My great-grandfather and I have both made our personal stories of pain into kinnot. I actually read this story right before I made a painting for a class final project as an undergrad. I painted myself standing next to Ahalya, a character from the Mahabharata who experiences sexual violence and is punished by being made invisible. I wrote “gam zu l’tova” with a question mark, questioning the limits of the phrase and whether or not its use is normalizing the trauma of women.

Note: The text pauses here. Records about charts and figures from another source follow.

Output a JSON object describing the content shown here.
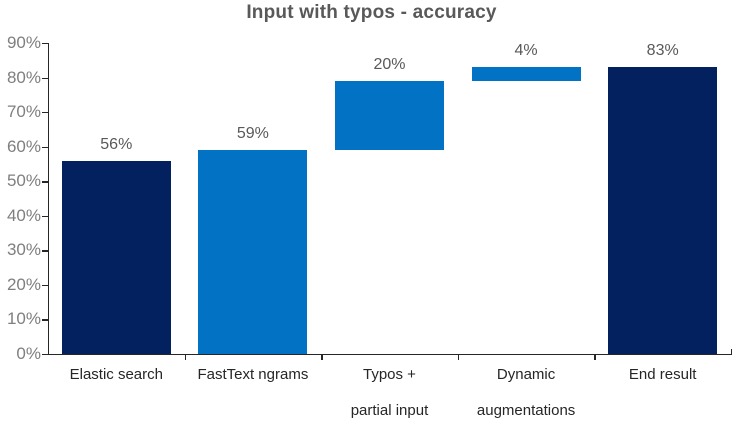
{
  "chart_data": {
    "type": "bar",
    "subtype": "waterfall",
    "title": "Input with typos - accuracy",
    "xlabel": "",
    "ylabel": "",
    "ylim": [
      0,
      90
    ],
    "grid": false,
    "legend": false,
    "y_ticks": [
      {
        "label": "0%",
        "value": 0
      },
      {
        "label": "10%",
        "value": 10
      },
      {
        "label": "20%",
        "value": 20
      },
      {
        "label": "30%",
        "value": 30
      },
      {
        "label": "40%",
        "value": 40
      },
      {
        "label": "50%",
        "value": 50
      },
      {
        "label": "60%",
        "value": 60
      },
      {
        "label": "70%",
        "value": 70
      },
      {
        "label": "80%",
        "value": 80
      },
      {
        "label": "90%",
        "value": 90
      }
    ],
    "bars": [
      {
        "name": "elastic-search",
        "category_lines": [
          "Elastic search"
        ],
        "label": "56%",
        "start": 0,
        "end": 56,
        "color": "navy"
      },
      {
        "name": "fasttext-ngrams",
        "category_lines": [
          "FastText ngrams"
        ],
        "label": "59%",
        "start": 0,
        "end": 59,
        "color": "blue"
      },
      {
        "name": "typos-partial-input",
        "category_lines": [
          "Typos +",
          "partial input"
        ],
        "label": "20%",
        "start": 59,
        "end": 79,
        "color": "blue"
      },
      {
        "name": "dynamic-augmentations",
        "category_lines": [
          "Dynamic",
          "augmentations"
        ],
        "label": "4%",
        "start": 79,
        "end": 83,
        "color": "blue"
      },
      {
        "name": "end-result",
        "category_lines": [
          "End result"
        ],
        "label": "83%",
        "start": 0,
        "end": 83,
        "color": "navy"
      }
    ],
    "colors": {
      "navy": "#03215F",
      "blue": "#0272C5",
      "title_text": "#595959",
      "data_label_text": "#595959",
      "y_tick_label_text": "#7F7F7F",
      "x_tick_label_text": "#262626",
      "axis_line": "#262626",
      "background": "#FFFFFF"
    }
  }
}
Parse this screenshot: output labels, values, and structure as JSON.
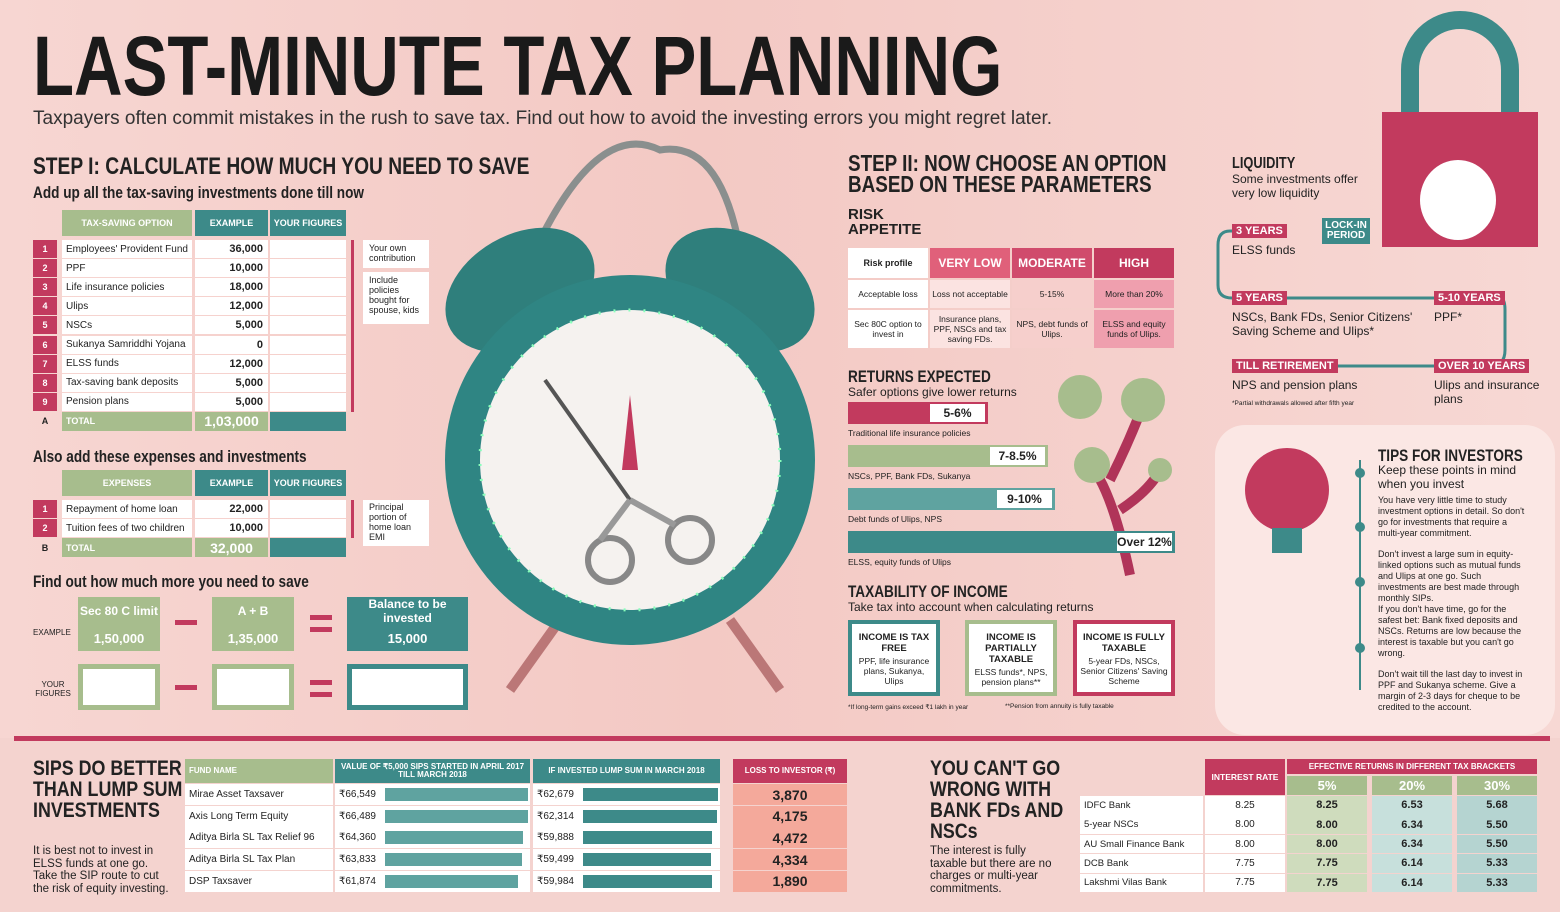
{
  "header": {
    "title": "LAST-MINUTE TAX PLANNING",
    "subtitle": "Taxpayers often commit mistakes in the rush to save tax. Find out how to avoid the investing errors you might regret later."
  },
  "step1": {
    "title": "STEP I: CALCULATE HOW MUCH YOU NEED TO SAVE",
    "intro": "Add up all the tax-saving investments done till now",
    "table1": {
      "columns": [
        "TAX-SAVING OPTION",
        "EXAMPLE",
        "YOUR FIGURES"
      ],
      "rows": [
        [
          "1",
          "Employees' Provident Fund",
          "36,000"
        ],
        [
          "2",
          "PPF",
          "10,000"
        ],
        [
          "3",
          "Life insurance policies",
          "18,000"
        ],
        [
          "4",
          "Ulips",
          "12,000"
        ],
        [
          "5",
          "NSCs",
          "5,000"
        ],
        [
          "6",
          "Sukanya Samriddhi Yojana",
          "0"
        ],
        [
          "7",
          "ELSS funds",
          "12,000"
        ],
        [
          "8",
          "Tax-saving bank deposits",
          "5,000"
        ],
        [
          "9",
          "Pension plans",
          "5,000"
        ]
      ],
      "total": [
        "A",
        "TOTAL",
        "1,03,000"
      ],
      "notes": [
        "Your own contribution",
        "Include policies bought for spouse, kids"
      ]
    },
    "intro2": "Also add these expenses and investments",
    "table2": {
      "columns": [
        "EXPENSES",
        "EXAMPLE",
        "YOUR FIGURES"
      ],
      "rows": [
        [
          "1",
          "Repayment of home loan",
          "22,000"
        ],
        [
          "2",
          "Tuition fees of two children",
          "10,000"
        ]
      ],
      "total": [
        "B",
        "TOTAL",
        "32,000"
      ],
      "notes": [
        "Principal portion of home loan EMI"
      ]
    },
    "intro3": "Find out how much more you need to save",
    "calc": {
      "example_label": "EXAMPLE",
      "your_label": "YOUR FIGURES",
      "boxes": [
        {
          "title": "Sec 80 C limit",
          "value": "1,50,000"
        },
        {
          "title": "A + B",
          "value": "1,35,000"
        },
        {
          "title": "Balance to be invested",
          "value": "15,000"
        }
      ]
    }
  },
  "step2": {
    "title": "STEP II: NOW CHOOSE AN OPTION BASED ON THESE PARAMETERS",
    "risk": {
      "title": "RISK APPETITE",
      "header": [
        "Risk profile",
        "VERY LOW",
        "MODERATE",
        "HIGH"
      ],
      "rows": [
        [
          "Acceptable loss",
          "Loss not acceptable",
          "5-15%",
          "More than 20%"
        ],
        [
          "Sec 80C option to invest in",
          "Insurance plans, PPF, NSCs and tax saving FDs.",
          "NPS, debt funds of Ulips.",
          "ELSS and equity funds of Ulips."
        ]
      ]
    },
    "returns": {
      "title": "RETURNS EXPECTED",
      "subtitle": "Safer options give lower returns",
      "bars": [
        {
          "label": "5-6%",
          "caption": "Traditional life insurance policies"
        },
        {
          "label": "7-8.5%",
          "caption": "NSCs, PPF, Bank FDs, Sukanya"
        },
        {
          "label": "9-10%",
          "caption": "Debt funds of Ulips, NPS"
        },
        {
          "label": "Over 12%",
          "caption": "ELSS, equity funds of Ulips"
        }
      ]
    },
    "taxability": {
      "title": "TAXABILITY OF INCOME",
      "subtitle": "Take tax into account when calculating returns",
      "boxes": [
        {
          "title": "INCOME IS TAX FREE",
          "text": "PPF, life insurance plans, Sukanya, Ulips"
        },
        {
          "title": "INCOME IS PARTIALLY TAXABLE",
          "text": "ELSS funds*, NPS, pension plans**"
        },
        {
          "title": "INCOME IS FULLY TAXABLE",
          "text": "5-year FDs, NSCs, Senior Citizens' Saving Scheme"
        }
      ],
      "notes": [
        "*If long-term gains exceed ₹1 lakh in year",
        "**Pension from annuity is fully taxable"
      ]
    }
  },
  "liquidity": {
    "title": "LIQUIDITY",
    "text": "Some investments offer very low liquidity",
    "lockin": "LOCK-IN PERIOD",
    "items": [
      {
        "period": "3 YEARS",
        "text": "ELSS funds"
      },
      {
        "period": "5 YEARS",
        "text": "NSCs, Bank FDs, Senior Citizens' Saving Scheme and Ulips*"
      },
      {
        "period": "5-10 YEARS",
        "text": "PPF*"
      },
      {
        "period": "TILL RETIREMENT",
        "text": "NPS and pension plans"
      },
      {
        "period": "OVER 10 YEARS",
        "text": "Ulips and insurance plans"
      }
    ],
    "note": "*Partial withdrawals allowed after fifth year"
  },
  "tips": {
    "title": "TIPS FOR INVESTORS",
    "subtitle": "Keep these points in mind when you invest",
    "items": [
      "You have very little time to study investment options in detail. So don't go for investments that require a multi-year commitment.",
      "Don't invest a large sum in equity-linked options such as mutual funds and Ulips at one go. Such investments are best made through monthly SIPs.",
      "If you don't have time, go for the safest bet: Bank fixed deposits and NSCs. Returns are low because the interest is taxable but you can't go wrong.",
      "Don't wait till the last day to invest in PPF and Sukanya scheme. Give a margin of 2-3 days for cheque to be credited to the account."
    ]
  },
  "sips": {
    "title": "SIPS DO BETTER THAN LUMP SUM INVESTMENTS",
    "text": "It is best not to invest in ELSS funds at one go. Take the SIP route to cut the risk of equity investing.",
    "columns": [
      "FUND NAME",
      "VALUE OF ₹5,000 SIPS STARTED IN APRIL 2017 TILL MARCH 2018",
      "IF INVESTED LUMP SUM IN MARCH 2018",
      "LOSS TO INVESTOR (₹)"
    ],
    "rows": [
      {
        "fund": "Mirae Asset Taxsaver",
        "sip": {
          "value": 66549,
          "label": "₹66,549"
        },
        "lump": {
          "value": 62679,
          "label": "₹62,679"
        },
        "loss": "3,870"
      },
      {
        "fund": "Axis Long Term Equity",
        "sip": {
          "value": 66489,
          "label": "₹66,489"
        },
        "lump": {
          "value": 62314,
          "label": "₹62,314"
        },
        "loss": "4,175"
      },
      {
        "fund": "Aditya Birla SL Tax Relief 96",
        "sip": {
          "value": 64360,
          "label": "₹64,360"
        },
        "lump": {
          "value": 59888,
          "label": "₹59,888"
        },
        "loss": "4,472"
      },
      {
        "fund": "Aditya Birla SL Tax Plan",
        "sip": {
          "value": 63833,
          "label": "₹63,833"
        },
        "lump": {
          "value": 59499,
          "label": "₹59,499"
        },
        "loss": "4,334"
      },
      {
        "fund": "DSP Taxsaver",
        "sip": {
          "value": 61874,
          "label": "₹61,874"
        },
        "lump": {
          "value": 59984,
          "label": "₹59,984"
        },
        "loss": "1,890"
      }
    ]
  },
  "fds": {
    "title": "YOU CAN'T GO WRONG WITH BANK FDs AND NSCs",
    "text": "The interest is fully taxable but there are no charges or multi-year commitments.",
    "rate_header": "INTEREST RATE",
    "group_header": "EFFECTIVE RETURNS IN DIFFERENT TAX BRACKETS",
    "brackets": [
      "5%",
      "20%",
      "30%"
    ],
    "rows": [
      [
        "IDFC Bank",
        "8.25",
        "8.25",
        "6.53",
        "5.68"
      ],
      [
        "5-year NSCs",
        "8.00",
        "8.00",
        "6.34",
        "5.50"
      ],
      [
        "AU Small Finance Bank",
        "8.00",
        "8.00",
        "6.34",
        "5.50"
      ],
      [
        "DCB Bank",
        "7.75",
        "7.75",
        "6.14",
        "5.33"
      ],
      [
        "Lakshmi Vilas Bank",
        "7.75",
        "7.75",
        "6.14",
        "5.33"
      ]
    ]
  }
}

Now, four years after first reading the story and making the painting, I have a new appreciation for this phrase. Gam zu l’tova is not saying that this experience is good or that it was good that I was assaulted. Previously, this is what I thought it had to mean. I think the key to understanding the phrase lies in the lamed—my assault isn’t tov, but it can be used le’tov—for the good. Obviously, what I went through was and still is terrible, and I wish that I had the power to prevent any other woman from experiencing something similar. However, I can find good in this experience. I can use it for the good, and I can draw good out of it.
My assault happened in the dark, but by talking openly about it I’ve taken in so much light. I know that I can also use what I went through as a light to other people. Even in the darkest and most horrible of times, there is still abundant light and abundance of God’s presence. I feel that finally, I am in a place where I can pick up the pieces of what happened to me on this day, hold them in my hands, stand in line behind my great-great grandmother, and utter: gam zu l’tova.